A boa notícia é que, segundo a advogada Ana Borela, especialista em Direito de Família, há questões muito mais relevantes a serem levadas em conta no processo de decisão de guarda da criança. “Nesses casos, o juiz analisa qual genitor tem mais condições de prover um ambiente seguro para o filho, avaliando situação financeira e afeto, entre outros fatores”, explica. “Não faz sentido que uma das partes seja penalizada por viagens a trabalho, algo pontual e temporário.”
Carol Barcellos, repórter da TV Globo que cobriu o evento em Paris, repercutiu o desafio de Flávia fora das pistas. “É chocante que em Jogos Olímpicos igualitários tenhamos esse tipo de caso. Imagino que ter pai ou mãe atleta deva ser uma grande referência e motivo de muito orgulho, não algo que precise ser punido porque envolve viagens”, comenta.
Mãe de Julia, de 12 anos, a jornalista também já ouviu comentários desagradáveis sobre a rotina de viagens a trabalho, que a impediu de comparecer a aniversários, eventos e apresentações na escola da menina. “Não gosto de falar que estive ausente, porque acho que a presença não se faz só fisicamente e o dia inteiro. Às pessoas que falam ‘caramba, mas você não fica chateada?’, tenho uma resposta padrão e espontânea: ‘é o meu trabalho’. Não é fácil, essa distância também se torna um desafio profissional para nós”, diz Carol, que chegou a passar 45 dias no Japão, durante os Jogos Olímpicos de Tóquio, em 2021. Além disso, participou de coberturas em Copas do Mundo e em Olimpíada de Inverno.
Diretora do documentário “Incondicional: o mito da maternidade”, com previsão de estreia para o fim do ano, Patrícia Fróes, de 39 anos, tem uma rede de apoio familiar, além do ex-marido, para ajudar nos cuidados com o filho Lino, de 9 anos, quando precisa apresentar projetos em festivais pelo Brasil e no exterior. A carioca observa que os comentários mais controversos vêm, principalmente, de mulheres. “Vivemos numa sociedade que nos é imposta essa pressão. Então, é algo que já está introjetado na realidade de muitas delas”, afirma.

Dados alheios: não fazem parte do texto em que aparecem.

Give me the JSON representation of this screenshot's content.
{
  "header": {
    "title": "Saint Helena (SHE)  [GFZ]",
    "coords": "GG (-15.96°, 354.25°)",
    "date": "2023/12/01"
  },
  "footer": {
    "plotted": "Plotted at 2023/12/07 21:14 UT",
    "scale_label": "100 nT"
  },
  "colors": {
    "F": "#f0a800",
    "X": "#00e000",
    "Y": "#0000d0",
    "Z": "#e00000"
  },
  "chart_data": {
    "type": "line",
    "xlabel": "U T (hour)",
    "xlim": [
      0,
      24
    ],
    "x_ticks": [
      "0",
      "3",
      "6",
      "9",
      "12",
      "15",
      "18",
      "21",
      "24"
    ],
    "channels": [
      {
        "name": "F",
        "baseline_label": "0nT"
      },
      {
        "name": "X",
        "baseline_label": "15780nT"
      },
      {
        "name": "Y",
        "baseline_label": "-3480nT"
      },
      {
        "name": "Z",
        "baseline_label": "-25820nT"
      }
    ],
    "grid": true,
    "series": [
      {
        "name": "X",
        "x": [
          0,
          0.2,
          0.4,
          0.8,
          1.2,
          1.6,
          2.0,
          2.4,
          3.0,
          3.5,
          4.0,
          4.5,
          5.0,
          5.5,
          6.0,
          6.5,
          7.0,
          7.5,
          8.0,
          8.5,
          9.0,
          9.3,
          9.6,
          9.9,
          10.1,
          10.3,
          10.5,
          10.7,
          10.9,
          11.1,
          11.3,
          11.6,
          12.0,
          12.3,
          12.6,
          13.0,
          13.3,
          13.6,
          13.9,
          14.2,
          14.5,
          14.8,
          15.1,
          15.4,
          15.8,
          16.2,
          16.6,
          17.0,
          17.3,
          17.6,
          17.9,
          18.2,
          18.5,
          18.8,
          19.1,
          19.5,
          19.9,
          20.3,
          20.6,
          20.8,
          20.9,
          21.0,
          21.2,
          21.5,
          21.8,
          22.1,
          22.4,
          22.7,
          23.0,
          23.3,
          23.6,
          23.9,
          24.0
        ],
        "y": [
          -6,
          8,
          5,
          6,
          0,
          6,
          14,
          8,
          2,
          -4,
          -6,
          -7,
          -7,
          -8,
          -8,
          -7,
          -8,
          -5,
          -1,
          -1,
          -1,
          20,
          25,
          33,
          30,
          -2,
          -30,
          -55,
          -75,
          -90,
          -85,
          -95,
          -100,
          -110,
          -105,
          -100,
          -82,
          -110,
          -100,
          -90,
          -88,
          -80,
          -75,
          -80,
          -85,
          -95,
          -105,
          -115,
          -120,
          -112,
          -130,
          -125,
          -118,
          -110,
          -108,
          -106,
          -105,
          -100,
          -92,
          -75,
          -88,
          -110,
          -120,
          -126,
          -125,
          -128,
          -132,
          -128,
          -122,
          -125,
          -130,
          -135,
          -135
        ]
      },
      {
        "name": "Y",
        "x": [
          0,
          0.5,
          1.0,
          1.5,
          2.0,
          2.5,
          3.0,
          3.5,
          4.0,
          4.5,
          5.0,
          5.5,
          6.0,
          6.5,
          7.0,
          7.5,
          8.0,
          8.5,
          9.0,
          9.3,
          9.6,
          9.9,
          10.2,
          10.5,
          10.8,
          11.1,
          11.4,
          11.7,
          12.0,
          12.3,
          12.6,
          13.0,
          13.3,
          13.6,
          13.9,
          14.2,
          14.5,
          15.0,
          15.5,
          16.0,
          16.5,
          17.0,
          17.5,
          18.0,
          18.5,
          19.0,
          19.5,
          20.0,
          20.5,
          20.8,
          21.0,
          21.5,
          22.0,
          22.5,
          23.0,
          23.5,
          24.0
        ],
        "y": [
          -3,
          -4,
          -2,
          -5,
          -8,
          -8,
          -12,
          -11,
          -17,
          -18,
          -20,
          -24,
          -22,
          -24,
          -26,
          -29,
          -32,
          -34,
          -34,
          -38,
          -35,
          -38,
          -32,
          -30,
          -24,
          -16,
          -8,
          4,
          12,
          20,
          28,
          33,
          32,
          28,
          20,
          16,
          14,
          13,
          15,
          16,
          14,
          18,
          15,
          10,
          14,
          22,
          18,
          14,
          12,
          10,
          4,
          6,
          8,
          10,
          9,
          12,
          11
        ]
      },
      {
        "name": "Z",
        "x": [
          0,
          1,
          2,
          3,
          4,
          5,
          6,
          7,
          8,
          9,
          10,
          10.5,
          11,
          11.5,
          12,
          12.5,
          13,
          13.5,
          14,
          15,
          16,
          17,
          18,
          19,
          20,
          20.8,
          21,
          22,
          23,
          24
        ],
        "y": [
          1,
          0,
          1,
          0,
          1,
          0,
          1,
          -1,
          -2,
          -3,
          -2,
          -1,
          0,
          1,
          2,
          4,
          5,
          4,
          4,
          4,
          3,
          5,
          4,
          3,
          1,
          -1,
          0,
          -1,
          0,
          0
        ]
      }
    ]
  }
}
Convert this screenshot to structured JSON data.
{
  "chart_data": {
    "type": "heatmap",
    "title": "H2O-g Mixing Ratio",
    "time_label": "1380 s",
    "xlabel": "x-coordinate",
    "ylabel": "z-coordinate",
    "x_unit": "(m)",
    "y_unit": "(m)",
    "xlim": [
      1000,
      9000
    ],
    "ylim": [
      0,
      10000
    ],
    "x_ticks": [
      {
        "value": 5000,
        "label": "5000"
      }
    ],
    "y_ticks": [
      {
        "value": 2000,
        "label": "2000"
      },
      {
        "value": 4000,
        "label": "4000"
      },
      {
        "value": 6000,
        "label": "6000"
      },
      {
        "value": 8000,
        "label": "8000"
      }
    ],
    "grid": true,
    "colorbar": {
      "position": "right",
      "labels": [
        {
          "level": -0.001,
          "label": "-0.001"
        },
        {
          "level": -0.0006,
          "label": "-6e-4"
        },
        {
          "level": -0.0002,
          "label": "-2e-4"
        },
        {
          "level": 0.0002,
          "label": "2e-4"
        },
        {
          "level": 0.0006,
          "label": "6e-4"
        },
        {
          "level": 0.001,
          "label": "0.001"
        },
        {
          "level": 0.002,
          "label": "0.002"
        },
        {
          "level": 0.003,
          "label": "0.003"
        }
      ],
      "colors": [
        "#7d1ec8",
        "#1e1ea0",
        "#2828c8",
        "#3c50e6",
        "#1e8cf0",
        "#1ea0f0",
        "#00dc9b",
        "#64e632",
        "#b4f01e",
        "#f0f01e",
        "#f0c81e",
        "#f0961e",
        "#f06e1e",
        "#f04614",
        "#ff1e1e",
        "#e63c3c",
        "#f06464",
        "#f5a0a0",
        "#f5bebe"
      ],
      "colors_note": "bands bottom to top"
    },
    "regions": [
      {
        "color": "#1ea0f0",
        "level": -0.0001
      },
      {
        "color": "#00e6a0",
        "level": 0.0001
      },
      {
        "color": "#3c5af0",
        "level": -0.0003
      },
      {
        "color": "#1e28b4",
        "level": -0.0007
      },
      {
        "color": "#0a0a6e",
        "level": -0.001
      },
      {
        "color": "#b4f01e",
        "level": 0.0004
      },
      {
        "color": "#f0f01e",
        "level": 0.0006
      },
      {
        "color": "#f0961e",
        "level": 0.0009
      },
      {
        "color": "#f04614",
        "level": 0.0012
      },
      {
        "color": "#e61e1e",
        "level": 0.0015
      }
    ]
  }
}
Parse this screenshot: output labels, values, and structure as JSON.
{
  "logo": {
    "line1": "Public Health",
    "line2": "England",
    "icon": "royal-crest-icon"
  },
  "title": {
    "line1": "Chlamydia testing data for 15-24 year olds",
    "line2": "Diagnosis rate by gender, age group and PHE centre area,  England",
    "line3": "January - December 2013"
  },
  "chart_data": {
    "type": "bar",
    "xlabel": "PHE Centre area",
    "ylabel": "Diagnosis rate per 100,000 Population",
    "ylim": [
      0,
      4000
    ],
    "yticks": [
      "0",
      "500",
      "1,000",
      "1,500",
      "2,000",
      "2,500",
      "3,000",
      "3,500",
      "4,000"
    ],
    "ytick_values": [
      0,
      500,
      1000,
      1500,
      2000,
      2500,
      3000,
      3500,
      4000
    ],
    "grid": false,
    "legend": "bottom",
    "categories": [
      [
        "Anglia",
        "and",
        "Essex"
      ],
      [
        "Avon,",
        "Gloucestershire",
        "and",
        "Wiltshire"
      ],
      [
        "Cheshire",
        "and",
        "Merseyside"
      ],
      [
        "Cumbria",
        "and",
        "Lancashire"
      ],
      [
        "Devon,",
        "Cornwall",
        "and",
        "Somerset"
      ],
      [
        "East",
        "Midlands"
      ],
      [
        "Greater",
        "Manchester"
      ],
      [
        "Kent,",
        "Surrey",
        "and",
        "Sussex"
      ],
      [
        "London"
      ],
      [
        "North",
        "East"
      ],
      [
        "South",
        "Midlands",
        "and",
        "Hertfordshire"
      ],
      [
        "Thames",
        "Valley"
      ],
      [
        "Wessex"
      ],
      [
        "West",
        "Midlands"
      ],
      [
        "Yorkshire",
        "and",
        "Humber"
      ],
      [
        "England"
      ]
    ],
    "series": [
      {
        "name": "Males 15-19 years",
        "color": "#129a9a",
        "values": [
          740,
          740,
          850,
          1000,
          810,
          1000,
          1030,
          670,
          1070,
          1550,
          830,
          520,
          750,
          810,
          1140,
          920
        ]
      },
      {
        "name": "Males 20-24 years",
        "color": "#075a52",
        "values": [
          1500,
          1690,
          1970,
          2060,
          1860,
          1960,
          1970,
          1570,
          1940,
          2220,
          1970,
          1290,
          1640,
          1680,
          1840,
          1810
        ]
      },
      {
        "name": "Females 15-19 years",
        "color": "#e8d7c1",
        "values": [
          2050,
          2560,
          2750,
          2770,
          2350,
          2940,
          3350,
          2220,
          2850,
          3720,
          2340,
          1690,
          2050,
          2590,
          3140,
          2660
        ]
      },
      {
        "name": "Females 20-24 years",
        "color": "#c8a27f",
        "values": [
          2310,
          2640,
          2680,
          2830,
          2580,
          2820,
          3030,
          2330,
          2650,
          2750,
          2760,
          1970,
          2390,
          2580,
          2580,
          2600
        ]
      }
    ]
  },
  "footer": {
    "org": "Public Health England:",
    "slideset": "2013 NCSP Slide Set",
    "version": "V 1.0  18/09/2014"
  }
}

Maria Carolina Medeiros, professora da Fundação Getúlio Vargas e especialista em socialização feminina, culpa a “natureza misógina da sociedade, que sempre tenta colocar a mulher num lugar de subalternidade” pelas críticas à dupla jornada da mãe que também é uma profissional. “Ela pode ir para uma Olimpíada, desde que não deixe de desempenhar o papel de mãe. No esporte, já evoluímos muito. Mas, fora dele, quantas outras lutas as mulheres ainda vão precisar vencer nesse remar contra a a maré?”